И сразу же обнаружил приближение людей; они шли, переговариваясь, и речь их напоминала клекочущий птичий язык. Вороны же орали над их головами, выписывая беспорядочные, возмущенные круги, пока с земли не раздался выстрел. Облезлая птица, исполнившая ритуал, рухнула на землю возле трупа и поползла в сторону, как недавно ползла волчица. Предсмертный ее крик бил по ушам, заставляя стаю орать еще громче, а звереныша ежиться и вбуравливаться в землю. Еще один выстрел разом оборвал этот голос.

Человек даже не притронулся к своей добыче, разве что брезгливо пнул ее, загоняя под выворотень, и приблизился к трупу волчицы. Проклекотал что-то своему напарнику, засмеялся. Вдвоем они положили мертвого зверя на спину и стали осматривать, потянуло сладковатым дымом, речь их сделалась слышнее, гуще и веселее.

Первенец видел, как его мать вздернули на дыбу, привязав задние ноги к склоненному аркой дереву, и принялись сдирать шкуру. Это был тоже ритуал, только человеческий: работали не спеша, со вкусом, но молча, и один из них, с шерстью на лице, часто прикладывался к сосцу – пузатой фляжке, после чего становился еще молчаливее.

Наконец второй, гололицый, спрятал нож, хотя шкура еще висела на голове волчицы, прихватил ружье и направился в ельник, а первый, завершая работу, завыл протяжно и отчего-то безрадостно – а должен был бы победно, коль людям выдалась удача.

Слушая этот печальный голос, волчонок выбрался из укрытия, высунул морду из-под ветвей; он ощущал голод, пугающее одиночество и беззащитность; это была его песня, и, повинуясь своему состоянию, он подтянул негромким, но чувственным подголоском. Воющий человек с шерстью на лице не мог его услышать, занятый разделкой добычи, да и сейчас первенца не заботила собственная безопасность, ибо само пение приводило его в особое трепетное оцепенение, когда ничего, кроме высокого льющегося звука, в мире не существует.

Подвывая человеческой песне, он выкарабкался на полусгнившую моховую валежину и вознесся бы еще выше, если б смог и было куда. Вскинув голову, он пел, как мог, зато истово и самозабвенно, почему и не заметил, как на его голос вышел гололицый человек, осторожно подкрался и снял куртку. Но прежде чем набросить ее на волчонка, стоял и слушал, будто не хотел портить песню. И едва звук угас, как сверху упало что-то плотное и темное, обволокло со всех сторон, парализовало всякое движение.

Запах случайного логова – ямы от подпола – знакомый с первого мгновения, как явился на свет, и нестерпимо мерзкий, охватил первенца еще плотнее, чем брезент куртки, проник в ноздри, легкие, впитался в кровь и достал сердца. Он пытался отфыркнуть его, исторгнуть из своего существа, однако запах этот был подавляющим и вездесущим…

3

Интерес к этой охоте у Ражного пропал в первый же день, когда поляки сначала отказались от классических способов охоты на логове – оклада флажками и подманивания волков на утренней и вечерней вабе, – а потом заявили, что отстреливать хищников станут с вертолета, на котором прилетели.
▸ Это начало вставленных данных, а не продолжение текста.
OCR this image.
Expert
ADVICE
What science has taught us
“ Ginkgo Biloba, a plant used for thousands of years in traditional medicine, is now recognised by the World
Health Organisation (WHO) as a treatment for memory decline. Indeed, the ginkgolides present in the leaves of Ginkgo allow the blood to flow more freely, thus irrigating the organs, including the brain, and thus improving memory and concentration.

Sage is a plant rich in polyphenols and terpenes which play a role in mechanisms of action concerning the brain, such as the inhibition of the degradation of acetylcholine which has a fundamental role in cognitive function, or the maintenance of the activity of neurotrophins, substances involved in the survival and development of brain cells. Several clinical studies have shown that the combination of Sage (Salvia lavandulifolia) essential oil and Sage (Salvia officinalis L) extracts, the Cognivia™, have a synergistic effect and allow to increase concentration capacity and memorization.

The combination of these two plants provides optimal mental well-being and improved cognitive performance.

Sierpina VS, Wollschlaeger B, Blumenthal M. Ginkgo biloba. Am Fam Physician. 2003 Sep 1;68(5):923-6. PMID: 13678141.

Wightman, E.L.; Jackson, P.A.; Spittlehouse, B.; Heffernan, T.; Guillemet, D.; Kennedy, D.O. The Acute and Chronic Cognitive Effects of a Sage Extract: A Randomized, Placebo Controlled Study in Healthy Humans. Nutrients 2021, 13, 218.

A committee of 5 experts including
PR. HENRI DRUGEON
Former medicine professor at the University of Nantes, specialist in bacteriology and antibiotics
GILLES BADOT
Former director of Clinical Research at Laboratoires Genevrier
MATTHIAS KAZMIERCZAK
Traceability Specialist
Зимой еще куда ни шло, хотя Ражный как президент клуба был противником такой неспортивной охоты, а в начале лета, в зеленом лесу с воздуха и коня-то вряд ли увидишь. Но спорить с панами не стал, понимая, что те попросту не желают ломать ног по старым вырубам и чащобам, а хотят красиво и с ветерком полетать и пострелять.

Ну и на здоровье! Таковы и трофеи будут…

Можно сказать, полякам еще повезло: стронутая с логова волчья семья не исчезла в зеленке, а почему-то завертелась на территории брошенной деревни, не совсем заросшей и хорошо просматриваемой с вертолета. Отстреляли двух переярков, ранили матерого и, пожалуй, взяли бы волчицу с прибылыми, если уже разродилась, не провались один из панов в старый колодец. Поиск зверей пришлось прекратить и вернуться на базу, а надо было во что бы то ни стало добирать подстреленного волка, иначе начнет мстить за разорение гнезда и наделает беды.